A gestire l'enorme patrimonio immobiliare appartenuto ai clan c'è l'Ansbc, l'Agenzia nazionale per l'amministrazione e la destinazione dei beni sequestrati e confiscati alla criminalità organizzata. Lo scorso luglio il Viminale ha deciso di implementare il personale che lavora al suo interno. Sono meno di cento i dipendenti dell'agenzia, ma a breve dopo l'atteso via libera della Corte dei Conti le unità diventeranno il doppio. «Già oggi spiega il prefetto Franca Guessarian, vicedirettrice dell'Ansbc ci sarebbe la possibilità di vendere questi beni. Il problema è che ci sono limitazioni drastiche sui soggetti che possono acquistarli». Nella maggior parte dei casi le ville sono destinate a quegli enti pubblici preposti agli investimenti immobiliari oppure agli enti locali. Ma in un periodo in cui gli enti dello Stato tendono più ad effettuare cartolarizzazioni che acquisti, è divenuto sempre più complesso dismettere i beni. «La notizia positiva è che una parte degli introiti sarà finalizzata anche a rafforzare la nostra agenzia e racconta Guessarian fondi potrebbero essere utilizzati per effettuare i concorsi e assumere personale più giovane». Gli introiti della vendita degli immobili finiscono nel Fondo unico Giustizia che prevede la destinazione dell'80 per cento delle somme diviso in parti uguali tra i ministeri dell'Interno e della Giustizia, il restante 20 per cento all'Agenzia nazionale. Ma prima di realizzare gli incassi passano anni.

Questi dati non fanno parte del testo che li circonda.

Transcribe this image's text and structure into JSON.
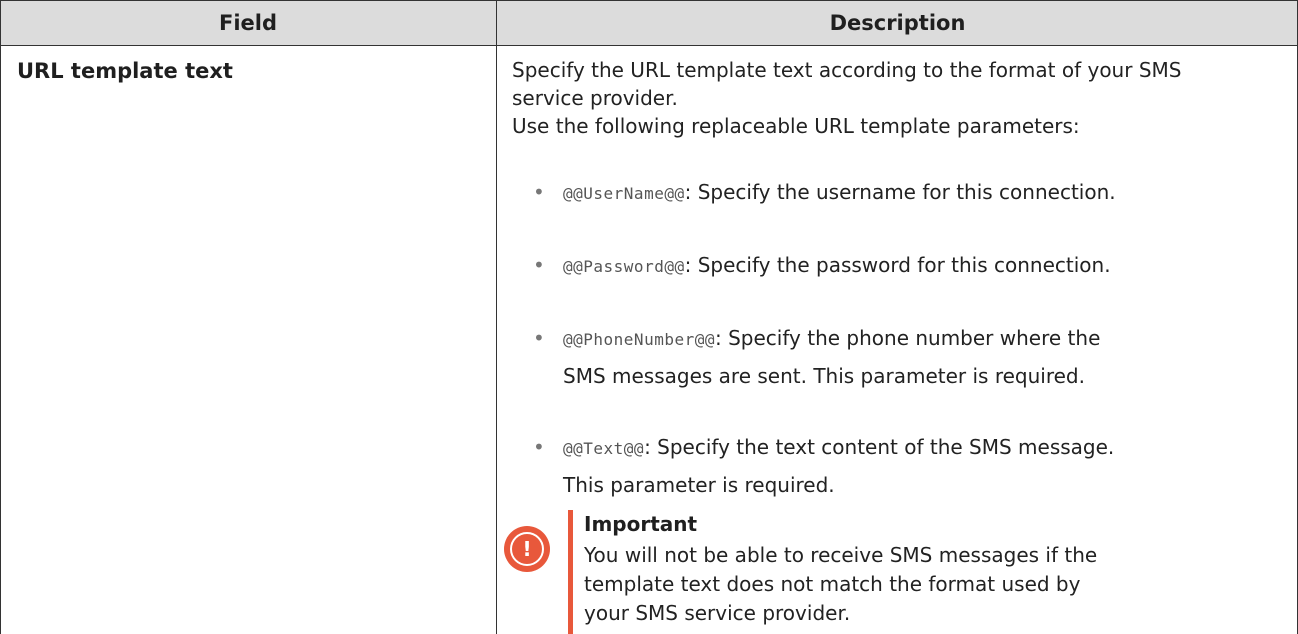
{
  "table": {
    "headers": [
      "Field",
      "Description"
    ],
    "row": {
      "field": "URL template text",
      "intro_line1": "Specify the URL template text according to the format of your SMS",
      "intro_line2": "service provider.",
      "intro_line3": "Use the following replaceable URL template parameters:",
      "params": [
        {
          "code": "@@UserName@@",
          "lines": [
            ": Specify the username for this connection."
          ]
        },
        {
          "code": "@@Password@@",
          "lines": [
            ": Specify the password for this connection."
          ]
        },
        {
          "code": "@@PhoneNumber@@",
          "lines": [
            ": Specify the phone number where the",
            "SMS messages are sent. This parameter is required."
          ]
        },
        {
          "code": "@@Text@@",
          "lines": [
            ": Specify the text content of the SMS message.",
            "This parameter is required."
          ]
        }
      ],
      "note": {
        "icon": "exclamation-icon",
        "title": "Important",
        "lines": [
          "You will not be able to receive SMS messages if the",
          "template text does not match the format used by",
          "your SMS service provider."
        ]
      }
    }
  },
  "colors": {
    "header_bg": "#dcdcdc",
    "border": "#333333",
    "important_accent": "#e8583b"
  }
}
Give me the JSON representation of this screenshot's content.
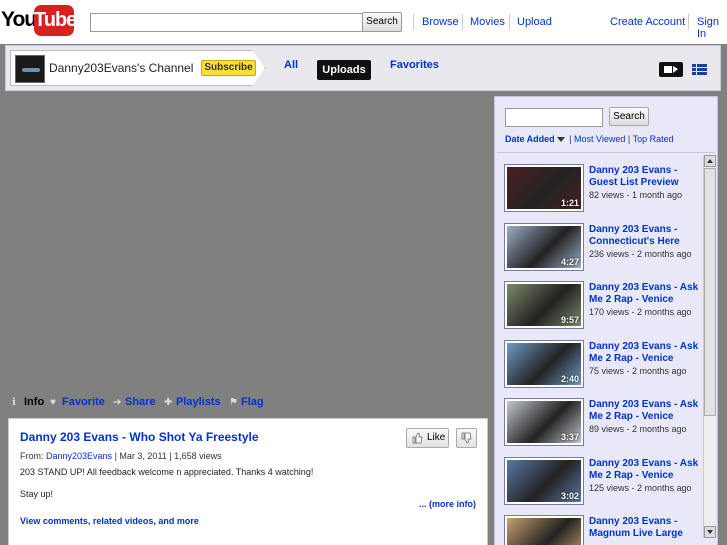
{
  "topbar": {
    "logo_you": "You",
    "logo_tube": "Tube",
    "search_value": "",
    "search_button": "Search",
    "nav": [
      "Browse",
      "Movies",
      "Upload"
    ],
    "create_account": "Create Account",
    "sign_in": "Sign In"
  },
  "channel": {
    "name": "Danny203Evans's Channel",
    "subscribe": "Subscribe",
    "tabs": {
      "all": "All",
      "uploads": "Uploads",
      "favorites": "Favorites"
    }
  },
  "actions": {
    "info": "Info",
    "favorite": "Favorite",
    "share": "Share",
    "playlists": "Playlists",
    "flag": "Flag"
  },
  "video": {
    "title": "Danny 203 Evans - Who Shot Ya Freestyle",
    "like": "Like",
    "from_label": "From:",
    "from_user": "Danny203Evans",
    "date": "Mar 3, 2011",
    "views": "1,658 views",
    "description_1": "203 STAND UP! All feedback welcome n appreciated. Thanks 4 watching!",
    "description_2": "Stay up!",
    "more_info": "... (more info)",
    "view_comments": "View comments, related videos, and more"
  },
  "side": {
    "search_value": "",
    "search_button": "Search",
    "sort": {
      "date_added": "Date Added",
      "most_viewed": "Most Viewed",
      "top_rated": "Top Rated"
    },
    "videos": [
      {
        "title": "Danny 203 Evans - Guest List Preview",
        "meta": "82 views - 1 month ago",
        "duration": "1:21",
        "color": "#4a2020"
      },
      {
        "title": "Danny 203 Evans - Connecticut's Here",
        "meta": "236 views - 2 months ago",
        "duration": "4:27",
        "color": "#9aaec8"
      },
      {
        "title": "Danny 203 Evans - Ask Me 2 Rap - Venice",
        "meta": "170 views - 2 months ago",
        "duration": "9:57",
        "color": "#7a8a6a"
      },
      {
        "title": "Danny 203 Evans - Ask Me 2 Rap - Venice",
        "meta": "75 views - 2 months ago",
        "duration": "2:40",
        "color": "#6f9ac8"
      },
      {
        "title": "Danny 203 Evans - Ask Me 2 Rap - Venice",
        "meta": "89 views - 2 months ago",
        "duration": "3:37",
        "color": "#c0c8d0"
      },
      {
        "title": "Danny 203 Evans - Ask Me 2 Rap - Venice",
        "meta": "125 views - 2 months ago",
        "duration": "3:02",
        "color": "#5a78a8"
      },
      {
        "title": "Danny 203 Evans - Magnum Live Large",
        "meta": "",
        "duration": "",
        "color": "#c8a070"
      }
    ]
  }
}
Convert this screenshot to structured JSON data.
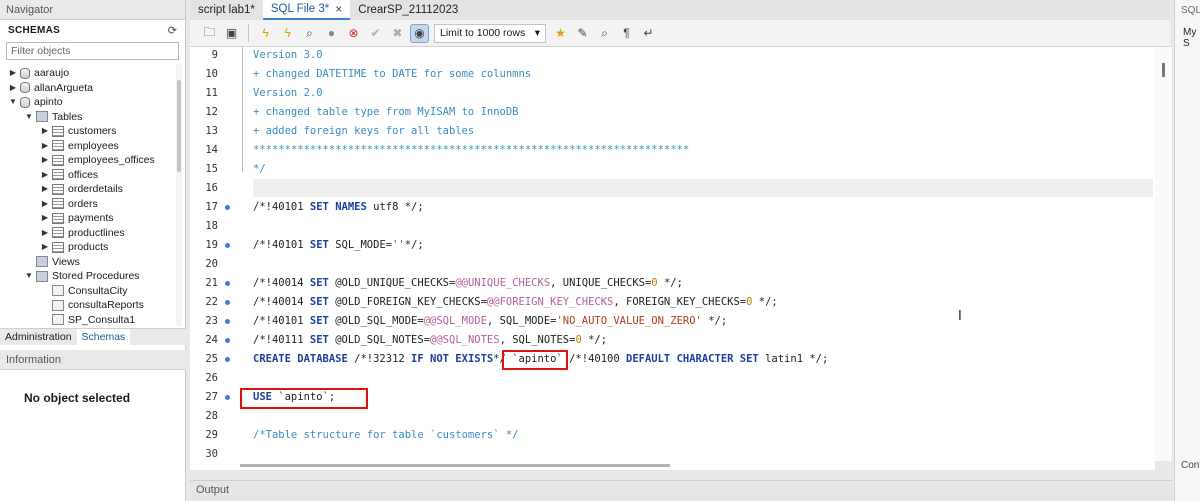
{
  "navigator": {
    "title": "Navigator",
    "schemas_label": "SCHEMAS",
    "filter_placeholder": "Filter objects",
    "tree": [
      {
        "label": "aaraujo",
        "type": "db",
        "level": 0,
        "twisty": "▶"
      },
      {
        "label": "allanArgueta",
        "type": "db",
        "level": 0,
        "twisty": "▶"
      },
      {
        "label": "apinto",
        "type": "db",
        "level": 0,
        "twisty": "▼"
      },
      {
        "label": "Tables",
        "type": "folder",
        "level": 1,
        "twisty": "▼"
      },
      {
        "label": "customers",
        "type": "table",
        "level": 2,
        "twisty": "▶"
      },
      {
        "label": "employees",
        "type": "table",
        "level": 2,
        "twisty": "▶"
      },
      {
        "label": "employees_offices",
        "type": "table",
        "level": 2,
        "twisty": "▶"
      },
      {
        "label": "offices",
        "type": "table",
        "level": 2,
        "twisty": "▶"
      },
      {
        "label": "orderdetails",
        "type": "table",
        "level": 2,
        "twisty": "▶"
      },
      {
        "label": "orders",
        "type": "table",
        "level": 2,
        "twisty": "▶"
      },
      {
        "label": "payments",
        "type": "table",
        "level": 2,
        "twisty": "▶"
      },
      {
        "label": "productlines",
        "type": "table",
        "level": 2,
        "twisty": "▶"
      },
      {
        "label": "products",
        "type": "table",
        "level": 2,
        "twisty": "▶"
      },
      {
        "label": "Views",
        "type": "folder",
        "level": 1,
        "twisty": ""
      },
      {
        "label": "Stored Procedures",
        "type": "folder",
        "level": 1,
        "twisty": "▼"
      },
      {
        "label": "ConsultaCity",
        "type": "routine",
        "level": 2,
        "twisty": ""
      },
      {
        "label": "consultaReports",
        "type": "routine",
        "level": 2,
        "twisty": ""
      },
      {
        "label": "SP_Consulta1",
        "type": "routine",
        "level": 2,
        "twisty": ""
      }
    ],
    "bottom_tabs": [
      "Administration",
      "Schemas"
    ],
    "info_title": "Information",
    "no_object": "No object selected"
  },
  "tabs": [
    {
      "label": "script lab1*",
      "active": false
    },
    {
      "label": "SQL File 3*",
      "active": true
    },
    {
      "label": "CrearSP_21112023",
      "active": false
    }
  ],
  "toolbar": {
    "limit_label": "Limit to 1000 rows"
  },
  "editor": {
    "lines": [
      {
        "n": "9",
        "dot": false,
        "tokens": [
          [
            "com",
            "Version 3.0"
          ]
        ]
      },
      {
        "n": "10",
        "dot": false,
        "tokens": [
          [
            "com",
            "+ changed DATETIME to DATE for some colunmns"
          ]
        ]
      },
      {
        "n": "11",
        "dot": false,
        "tokens": [
          [
            "com",
            "Version 2.0"
          ]
        ]
      },
      {
        "n": "12",
        "dot": false,
        "tokens": [
          [
            "com",
            "+ changed table type from MyISAM to InnoDB"
          ]
        ]
      },
      {
        "n": "13",
        "dot": false,
        "tokens": [
          [
            "com",
            "+ added foreign keys for all tables"
          ]
        ]
      },
      {
        "n": "14",
        "dot": false,
        "tokens": [
          [
            "com",
            "*********************************************************************"
          ]
        ]
      },
      {
        "n": "15",
        "dot": false,
        "tokens": [
          [
            "com",
            "*/"
          ]
        ]
      },
      {
        "n": "16",
        "dot": false,
        "current": true,
        "tokens": []
      },
      {
        "n": "17",
        "dot": true,
        "tokens": [
          [
            "d",
            "/*!40101 "
          ],
          [
            "kw",
            "SET NAMES"
          ],
          [
            "d",
            " utf8 */;"
          ]
        ]
      },
      {
        "n": "18",
        "dot": false,
        "tokens": []
      },
      {
        "n": "19",
        "dot": true,
        "tokens": [
          [
            "d",
            "/*!40101 "
          ],
          [
            "kw",
            "SET"
          ],
          [
            "d",
            " SQL_MODE="
          ],
          [
            "str",
            "''"
          ],
          [
            "d",
            "*/;"
          ]
        ]
      },
      {
        "n": "20",
        "dot": false,
        "tokens": []
      },
      {
        "n": "21",
        "dot": true,
        "tokens": [
          [
            "d",
            "/*!40014 "
          ],
          [
            "kw",
            "SET"
          ],
          [
            "d",
            " @OLD_UNIQUE_CHECKS="
          ],
          [
            "var",
            "@@UNIQUE_CHECKS"
          ],
          [
            "d",
            ", UNIQUE_CHECKS="
          ],
          [
            "num",
            "0"
          ],
          [
            "d",
            " */;"
          ]
        ]
      },
      {
        "n": "22",
        "dot": true,
        "tokens": [
          [
            "d",
            "/*!40014 "
          ],
          [
            "kw",
            "SET"
          ],
          [
            "d",
            " @OLD_FOREIGN_KEY_CHECKS="
          ],
          [
            "var",
            "@@FOREIGN_KEY_CHECKS"
          ],
          [
            "d",
            ", FOREIGN_KEY_CHECKS="
          ],
          [
            "num",
            "0"
          ],
          [
            "d",
            " */;"
          ]
        ]
      },
      {
        "n": "23",
        "dot": true,
        "tokens": [
          [
            "d",
            "/*!40101 "
          ],
          [
            "kw",
            "SET"
          ],
          [
            "d",
            " @OLD_SQL_MODE="
          ],
          [
            "var",
            "@@SQL_MODE"
          ],
          [
            "d",
            ", SQL_MODE="
          ],
          [
            "str",
            "'NO_AUTO_VALUE_ON_ZERO'"
          ],
          [
            "d",
            " */;"
          ]
        ]
      },
      {
        "n": "24",
        "dot": true,
        "tokens": [
          [
            "d",
            "/*!40111 "
          ],
          [
            "kw",
            "SET"
          ],
          [
            "d",
            " @OLD_SQL_NOTES="
          ],
          [
            "var",
            "@@SQL_NOTES"
          ],
          [
            "d",
            ", SQL_NOTES="
          ],
          [
            "num",
            "0"
          ],
          [
            "d",
            " */;"
          ]
        ]
      },
      {
        "n": "25",
        "dot": true,
        "tokens": [
          [
            "kw",
            "CREATE DATABASE"
          ],
          [
            "d",
            " /*!32312 "
          ],
          [
            "kw",
            "IF NOT EXISTS"
          ],
          [
            "d",
            "*/ "
          ],
          [
            "d",
            "`apinto`"
          ],
          [
            "d",
            " /*!40100 "
          ],
          [
            "kw",
            "DEFAULT CHARACTER SET"
          ],
          [
            "d",
            " latin1 */;"
          ]
        ]
      },
      {
        "n": "26",
        "dot": false,
        "tokens": []
      },
      {
        "n": "27",
        "dot": true,
        "tokens": [
          [
            "kw",
            "USE"
          ],
          [
            "d",
            " `apinto`;"
          ]
        ]
      },
      {
        "n": "28",
        "dot": false,
        "tokens": []
      },
      {
        "n": "29",
        "dot": false,
        "tokens": [
          [
            "com",
            "/*Table structure for table `customers` */"
          ]
        ]
      },
      {
        "n": "30",
        "dot": false,
        "tokens": []
      }
    ]
  },
  "output_label": "Output",
  "right_panel": {
    "title": "SQL",
    "line2": "My S",
    "bottom": "Cont"
  },
  "colors": {
    "comment": "#3a8dc4",
    "keyword": "#1c3f9e",
    "highlight_box": "#e01010",
    "active_tab": "#1a5c9a"
  }
}
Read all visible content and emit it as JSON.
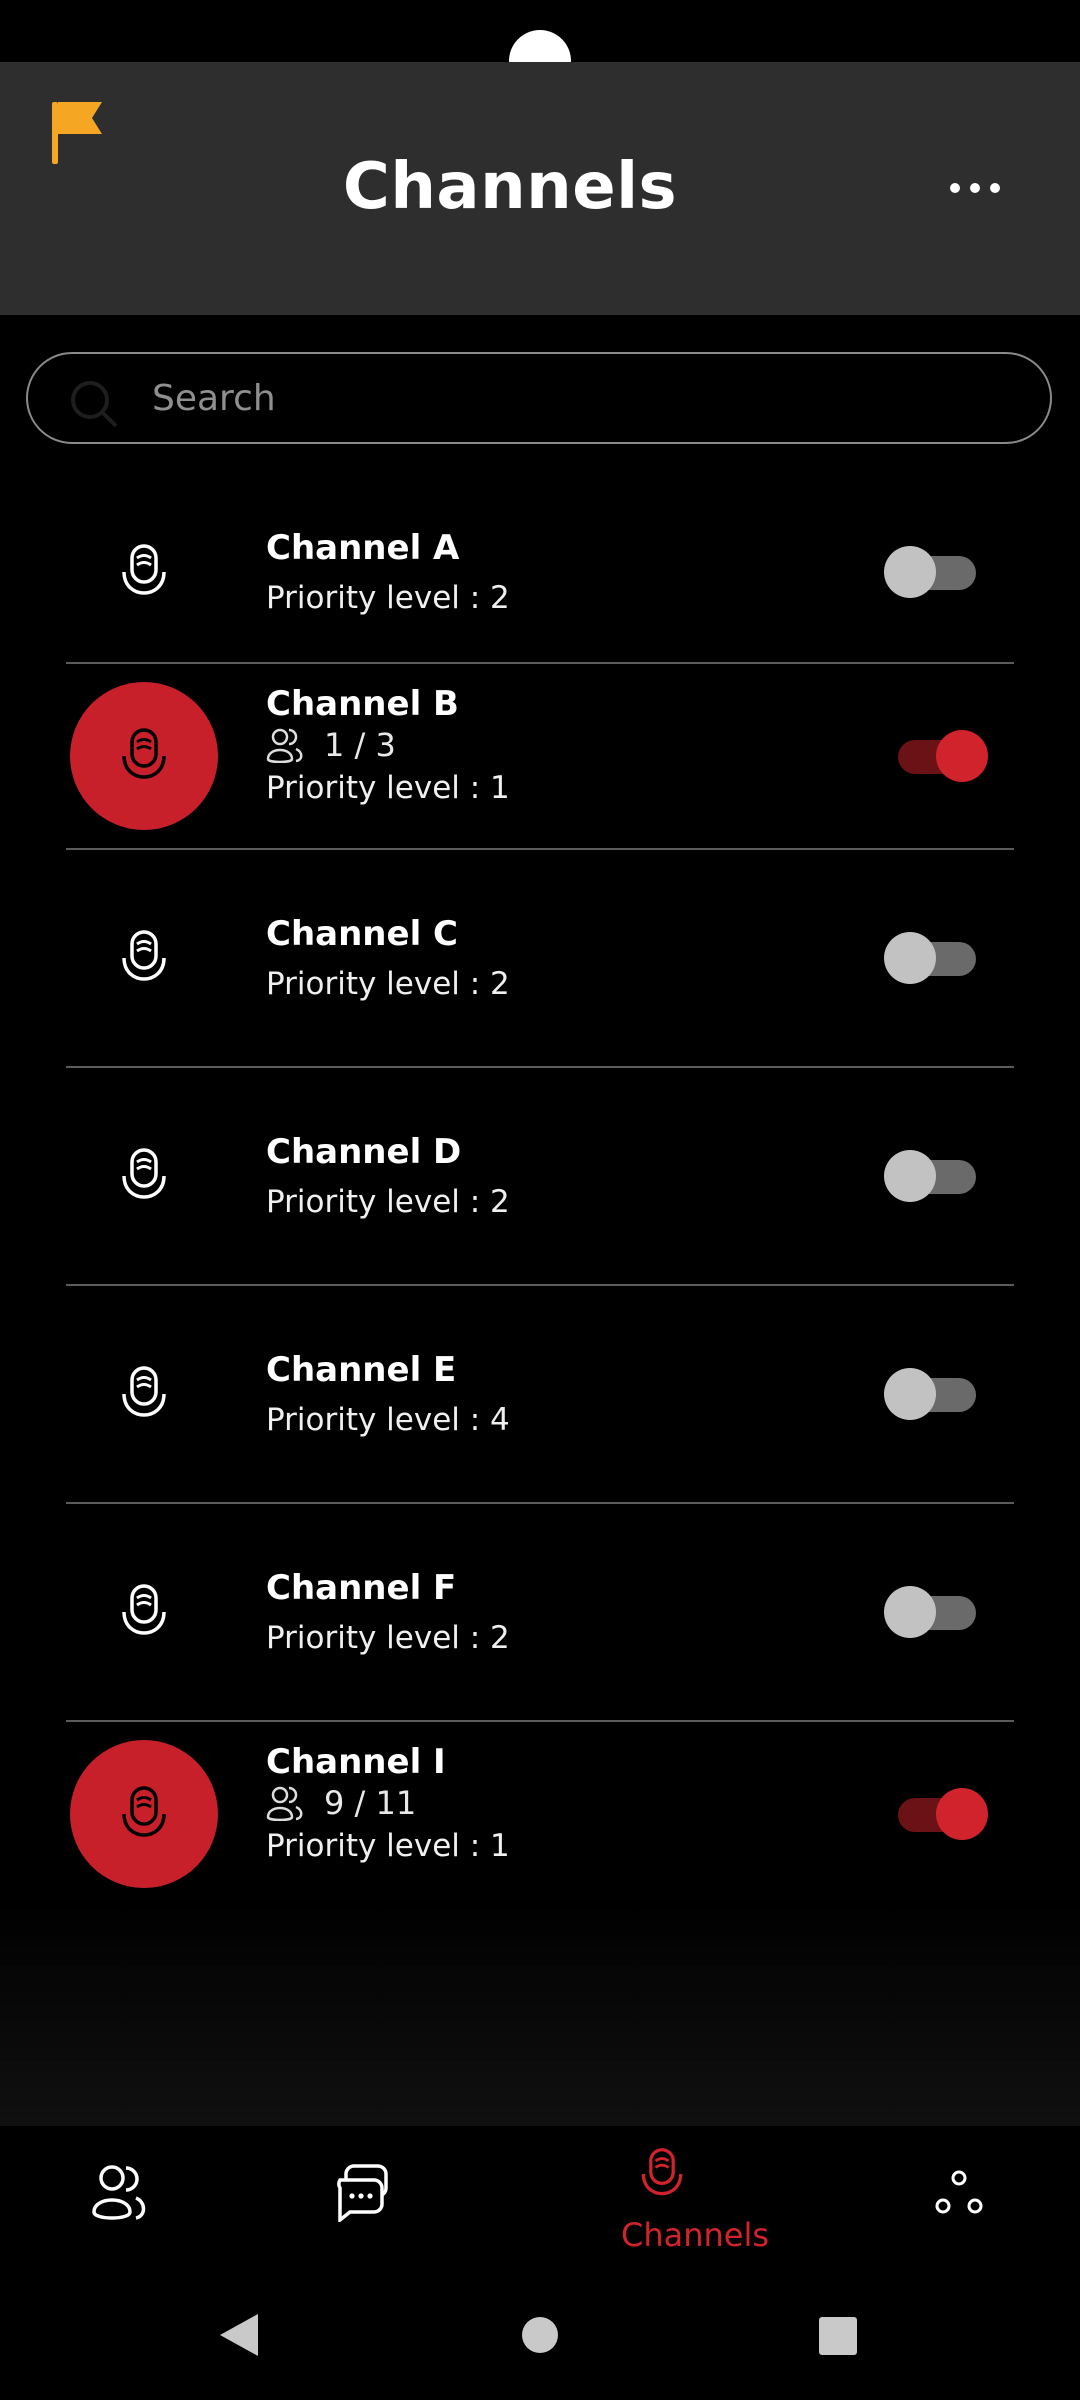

Il decreto consentirà di vendere più rapidamente anche gli appartamenti di cui i comuni a volte non sanno che farsene. Una tipologia di vendita spiegano dall'Agenzia dei beni confiscati potrebbe essere la possibilità per un cittadino di acquistare l'appartamento confiscato di fianco al proprio, magari abbattendo le mura divisorie. Resta il problema, ovviamente, di dover scongiurare che questi immobili finiscano nuovamente nelle mani dei boss. Un ostacolo che riguarda anche le aziende sequestrate ai boss. Aziende che finiscono in liquidazione, anche quelle che producono utili, nel 95 per cento dei casi. Sono solo il 5 per cento le società confiscate che si sono salvate attraverso vendite o cessioni gratuite. In Campania sono 158 le aziende confiscate, recuperate e poi date in gestione dallo Stato ai privati. Ci sono poi gli immobili già destinati per attività sociali nella regione che sono quasi 1900, tra queste la villa modello-Scarface appartenuta a Francesco Schiavone detto Sandokan divenuto un centro di recupero per la salute mentale. A Napoli invece una decina di appartamenti sono stati utilizzati dal comune anche per dare alloggio a chi non ha una casa. Ma in Campania la sproporzione è evidente perché se meno di 2mila sono gli immobili già assegnati, ne restano quasi 3mila che attendono ancora di essere recuperati alla collettività. Da domani tutti questi immobili potrebbero essere messi anche in vendita.